Published on March 12th, 2017 | by Ann Rickard0
Taormina in Sicily
Writing about the glamorous resort town of Taormina in Sicily recently, and wishing I was there right now (oh, the charm of the place) reminded me of another unforgettable town that sits high above Taormina.
You couldn’t even call it a town, a village is more appropriate, it is very tiny, and most visitors to Taormina don’t bother with it.
We would not have made the effort to ascend the hill to Castelmola if we had not had insider intelligence from our driver who picked us up from the airport.
“You must visit the Bar Turrisi in Castelmola,” he said. “You will have to go up the steep hill, you could take a bus, but you really have to see the café. The owner has a collection of…how can I say it?…male things.”
Well, the mind boggled, didn’t it? Our driver would not elaborate but our curiosity had grasped the gist.
We could see Castelmola from down in Taormina. It looked like a little village in the sky clinging for dear life to the very top of a stupendous mountain.
We wisely took the bus up, for it turned out to be 550 metres above sea level. The hairpin bends with sheer drops made for an exciting if not terrifying journey.

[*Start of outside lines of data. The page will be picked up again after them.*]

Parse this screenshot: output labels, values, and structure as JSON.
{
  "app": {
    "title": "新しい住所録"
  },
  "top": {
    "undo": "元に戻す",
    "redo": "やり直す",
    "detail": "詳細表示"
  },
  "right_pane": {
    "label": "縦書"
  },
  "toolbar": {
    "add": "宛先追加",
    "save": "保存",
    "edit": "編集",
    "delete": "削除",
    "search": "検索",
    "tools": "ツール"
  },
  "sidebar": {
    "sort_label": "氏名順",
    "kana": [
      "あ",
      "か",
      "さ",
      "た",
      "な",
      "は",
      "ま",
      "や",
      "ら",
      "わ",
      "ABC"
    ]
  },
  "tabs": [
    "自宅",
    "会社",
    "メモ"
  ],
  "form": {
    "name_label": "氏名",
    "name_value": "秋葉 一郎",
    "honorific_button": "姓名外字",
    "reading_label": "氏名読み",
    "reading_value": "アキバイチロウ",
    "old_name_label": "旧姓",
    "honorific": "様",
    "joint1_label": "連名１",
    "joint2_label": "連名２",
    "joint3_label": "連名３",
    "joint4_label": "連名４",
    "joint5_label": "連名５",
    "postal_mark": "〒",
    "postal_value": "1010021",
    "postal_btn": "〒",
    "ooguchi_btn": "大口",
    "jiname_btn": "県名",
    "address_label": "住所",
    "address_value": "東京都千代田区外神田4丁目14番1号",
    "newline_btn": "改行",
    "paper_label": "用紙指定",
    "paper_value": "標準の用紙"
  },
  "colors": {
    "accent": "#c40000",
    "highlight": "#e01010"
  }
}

Well, how can I describe the Bar Turrisi to you while keeping myself nice and saving you blushes?
This delightful narrow café on five rickety levels held what I could only guess was the largest private collection in the world of ‘male things.’

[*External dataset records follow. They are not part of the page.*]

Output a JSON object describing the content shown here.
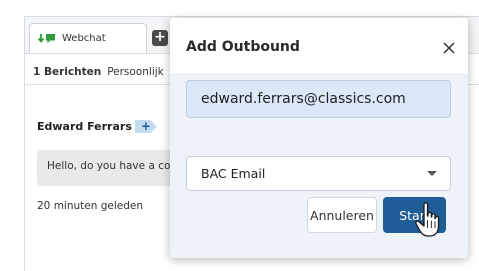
{
  "chat": {
    "tab_label": "Webchat",
    "add_tab_label": "+",
    "message_count": "1 Berichten",
    "personal_label": "Persoonlijk",
    "contact_name": "Edward Ferrars",
    "add_contact_label": "+",
    "message_text": "Hello, do you have a co",
    "timestamp": "20 minuten geleden"
  },
  "modal": {
    "title": "Add Outbound",
    "email_value": "edward.ferrars@classics.com",
    "channel_selected": "BAC Email",
    "cancel_label": "Annuleren",
    "start_label": "Start"
  },
  "icons": {
    "tab_icon": "webchat-icon",
    "close": "close-icon",
    "dropdown": "chevron-down-icon",
    "cursor": "hand-pointer-icon"
  },
  "colors": {
    "accent": "#1f5d96",
    "webchat_green": "#2e9c3a",
    "modal_body_bg": "#eef3fa",
    "input_bg": "#dbe8f7"
  }
}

Apart from the obvious large statues and wooden carved figures with their phallic inclinations, there were cabinets full of plastic penis objects, from drinking straws (don’t dwell) to candles and water jugs with penis handles.
The phallic object d’art was everywhere: on counters and shelves, in paintings and plaques, on the walls, carved into the backs of chairs, twisted into iron staircase rails, in every nook in the wall and every small corner of this extraordinary café.

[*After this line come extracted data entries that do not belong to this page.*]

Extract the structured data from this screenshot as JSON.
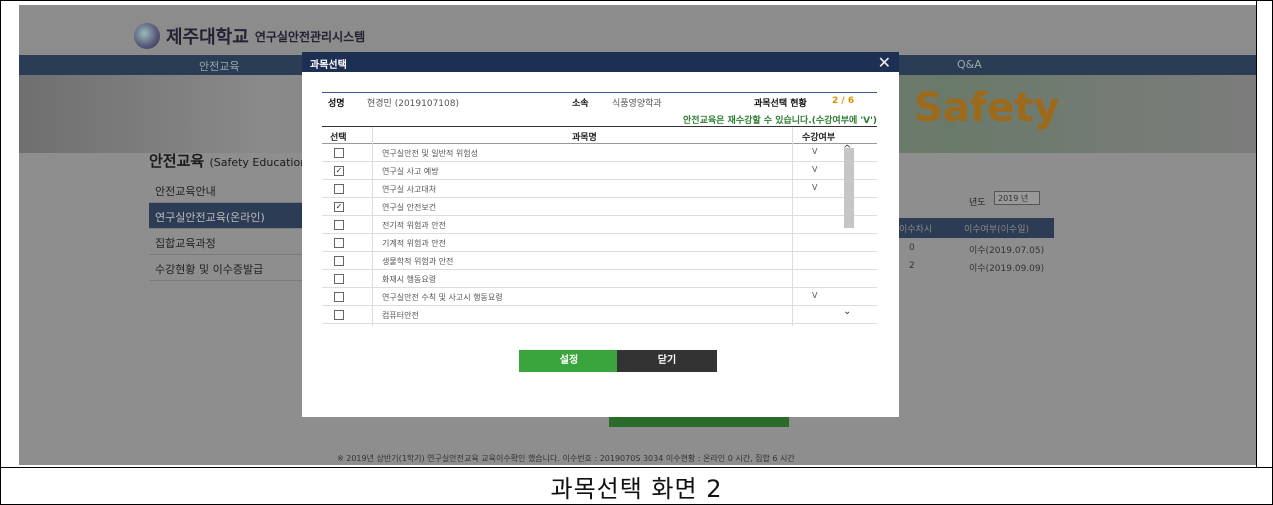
{
  "bg": {
    "logo_text": "제주대학교",
    "logo_sub": "연구실안전관리시스템",
    "nav": [
      "안전교육",
      "Q&A"
    ],
    "banner_word": "Safety",
    "side_title": "안전교육",
    "side_title_en": "(Safety Education)",
    "side_items": [
      "안전교육안내",
      "연구실안전교육(온라인)",
      "집합교육과정",
      "수강현황 및 이수증발급"
    ],
    "year_label": "년도",
    "year_value": "2019 년",
    "table_headers": [
      "이수차시",
      "이수여부(이수일)"
    ],
    "table_rows": [
      [
        "0",
        "이수(2019.07.05)"
      ],
      [
        "2",
        "이수(2019.09.09)"
      ]
    ],
    "footer_note": "※ 2019년 상반기(1학기) 연구실안전교육 교육이수확인 했습니다. 이수번호 : 2019070S 3034 이수현황 : 온라인 0 시간, 집합 6 시간"
  },
  "modal": {
    "title": "과목선택",
    "close_glyph": "✕",
    "info": {
      "name_label": "성명",
      "name_value": "현경민 (2019107108)",
      "dept_label": "소속",
      "dept_value": "식품영양학과",
      "status_label": "과목선택 현황",
      "status_value": "2 / 6"
    },
    "notice": "안전교육은 재수강할 수 있습니다.(수강여부에 'V')",
    "columns": [
      "선택",
      "과목명",
      "수강여부"
    ],
    "rows": [
      {
        "checked": "",
        "name": "연구실안전 및 일반적 위험성",
        "status": "V"
      },
      {
        "checked": "✓",
        "name": "연구실 사고 예방",
        "status": "V"
      },
      {
        "checked": "",
        "name": "연구실 사고대처",
        "status": "V"
      },
      {
        "checked": "✓",
        "name": "연구실 안전보건",
        "status": ""
      },
      {
        "checked": "",
        "name": "전기적 위험과 안전",
        "status": ""
      },
      {
        "checked": "",
        "name": "기계적 위험과 안전",
        "status": ""
      },
      {
        "checked": "",
        "name": "생물학적 위험과 안전",
        "status": ""
      },
      {
        "checked": "",
        "name": "화재시 행동요령",
        "status": ""
      },
      {
        "checked": "",
        "name": "연구실안전 수칙 및 사고시 행동요령",
        "status": "V"
      },
      {
        "checked": "",
        "name": "컴퓨터안전",
        "status": ""
      }
    ],
    "scroll_up": "^",
    "scroll_down": "⌄",
    "btn_set": "설정",
    "btn_close": "닫기"
  },
  "caption": "과목선택 화면 2"
}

We explored all of the five levels, sitting on penis chairs (don’t think too long) sipping our coffee from penis cups, looking out over the small balconies on each level to the narrow and charming streets below.
When we thought we’d spotted every penis in the place we found more: a rooftop fountain with a delightful arrangement of willies stacked around a rearing centrepiece spurting water (I know, I know.)
Then yet more of the male things: painted on the mosaic tiles on the tabletops, standing decoratively around a punch bowl, forming the bases of lampshades and then, the piece de resistance, a monstrous wooden one, the size of a cannon, sitting arrogantly along the length of a long wooden table in a large alcove. Hundreds of people had carved their names in this big beauty. Give you an idea of its grand size?
We sat on the rooftop terrace with our coffee surrounded by penis-shaped pots with pink geraniums growing festively from their tops, and looked over rooftops to the magnificent bell tower so close across the chasm of the street we could almost touch it. Coming back down the café’s narrow staircase we had to duck down, limbo-style, beneath a long wooden penis reaching across the stairwell. Even in the bathroom the taps continued the masculine theme.
Bar Turrisi is quite the travel experience, but there is more to this historic café than the male things.
It has a marvellous history, which you can read in the penis-shaped visitors’ book, and is also famous for its almond wine, an ancient recipe belonging to the Turrisi family. The dry white wine is sweet, aromatic with almonds which leave an after taste. Perfect with a dessert from the excellent menu. (You actually visit Bar Turrisi to eat and drink as well as gasp at the male things.)
Castelmola village is delightful, so high you look down to the glittering blue of the Mediterranean from wide vantage points and catch glimpses of it between the clusters of multi-level houses and buildings.
Castle ruins encourage you to explore, cypress trees and olive groves enchant. It is quiet and hazy up there in a summer’s afternoon and the steep walk down takes you back to those heady delights in Taormina.